The most well-known benefit of 32-bit float files is that they have vast headroom, such that signal levels in excess of 0 dBFS do not clip. However there is an important fidelity benefit for very low signal levels too.
We set up the following exaggerated scenario to highlight the differences between 32-bit float and 24-bit files. In normal operation, the difference would not be so stark. In a bag drop situation, extreme dynamic range applications like fighter jet flyovers, or with grossly incorrect gain settings, you can still have peace of mind recording in 32-bit float.
- Two MixPre-6 IIs, one set to 192 kHz, 24-bit, the other set to 192 kHz, 32-bit float.
- Two matched mics (Warm Audio WA14 set to cardioid pattern, -20dB pad), positioned coincidentally, each connected to mic input 1 on their respective MixPres.
- Both MixPre IIs set to mic input with lowest gain possible: trim gain set to minimum (6 dB), fader gain set to -50 dB, master left (L) gain set to -40 dB. This results in peak signal levels well below -100 dBFS, which are inaudible in the MixPre II’s headphones (even when set to max volume) and not high enough to be visible on its meters.
- Left (L) track recorded on both MixPre-6 IIs at the same time.
- Resulting 32-bit float file and 24-bit file imported into Adobe Audition for comparison.
- 24-bit file imported.
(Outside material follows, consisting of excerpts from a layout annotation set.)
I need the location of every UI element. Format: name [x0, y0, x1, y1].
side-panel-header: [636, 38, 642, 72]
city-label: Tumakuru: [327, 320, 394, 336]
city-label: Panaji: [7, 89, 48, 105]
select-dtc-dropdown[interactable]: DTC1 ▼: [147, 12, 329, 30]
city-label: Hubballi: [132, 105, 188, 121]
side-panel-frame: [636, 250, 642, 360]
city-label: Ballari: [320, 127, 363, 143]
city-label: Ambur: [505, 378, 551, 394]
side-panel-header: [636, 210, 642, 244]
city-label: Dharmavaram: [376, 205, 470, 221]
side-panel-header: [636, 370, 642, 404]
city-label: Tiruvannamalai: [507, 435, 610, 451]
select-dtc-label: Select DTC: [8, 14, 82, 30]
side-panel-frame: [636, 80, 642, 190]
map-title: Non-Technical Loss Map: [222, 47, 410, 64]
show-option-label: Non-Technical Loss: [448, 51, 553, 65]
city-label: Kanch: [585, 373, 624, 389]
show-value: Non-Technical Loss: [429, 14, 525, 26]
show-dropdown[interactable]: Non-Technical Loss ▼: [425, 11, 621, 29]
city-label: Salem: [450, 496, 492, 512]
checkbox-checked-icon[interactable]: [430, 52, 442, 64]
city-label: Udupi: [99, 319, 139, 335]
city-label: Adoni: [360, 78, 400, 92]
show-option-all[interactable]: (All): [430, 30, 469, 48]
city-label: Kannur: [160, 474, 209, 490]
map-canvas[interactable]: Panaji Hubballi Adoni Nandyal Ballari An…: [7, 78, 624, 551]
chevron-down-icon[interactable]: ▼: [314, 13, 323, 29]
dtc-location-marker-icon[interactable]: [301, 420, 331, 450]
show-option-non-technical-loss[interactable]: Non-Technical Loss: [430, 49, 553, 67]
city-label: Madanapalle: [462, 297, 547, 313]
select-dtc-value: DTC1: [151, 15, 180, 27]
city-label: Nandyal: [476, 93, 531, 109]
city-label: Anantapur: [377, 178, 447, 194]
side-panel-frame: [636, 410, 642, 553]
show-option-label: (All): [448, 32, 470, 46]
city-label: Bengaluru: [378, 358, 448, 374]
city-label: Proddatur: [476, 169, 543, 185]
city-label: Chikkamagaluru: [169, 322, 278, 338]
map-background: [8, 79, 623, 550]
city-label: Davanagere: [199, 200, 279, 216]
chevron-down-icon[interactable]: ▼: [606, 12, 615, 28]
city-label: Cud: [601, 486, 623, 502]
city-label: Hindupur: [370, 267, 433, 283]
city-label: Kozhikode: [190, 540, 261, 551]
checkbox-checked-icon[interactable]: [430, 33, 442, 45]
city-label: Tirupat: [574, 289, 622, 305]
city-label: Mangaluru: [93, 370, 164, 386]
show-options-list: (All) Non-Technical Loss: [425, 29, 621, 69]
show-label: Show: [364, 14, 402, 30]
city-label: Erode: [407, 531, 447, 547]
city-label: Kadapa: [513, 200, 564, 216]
Signal is low, appearing like silence.
2. 32-bit float file imported. Signal is low, appearing like silence.
3. 24-bit file normalized to -0.1 dBFS (>100 dB boost). Notice the excessive noise floor. Listen to the highlighted region (a piano tone).
4. 32-bit float file normalized to -0.1 dBFS (>100 dB boost). Notice the low noise floor. Listen to the highlighted region (a piano tone).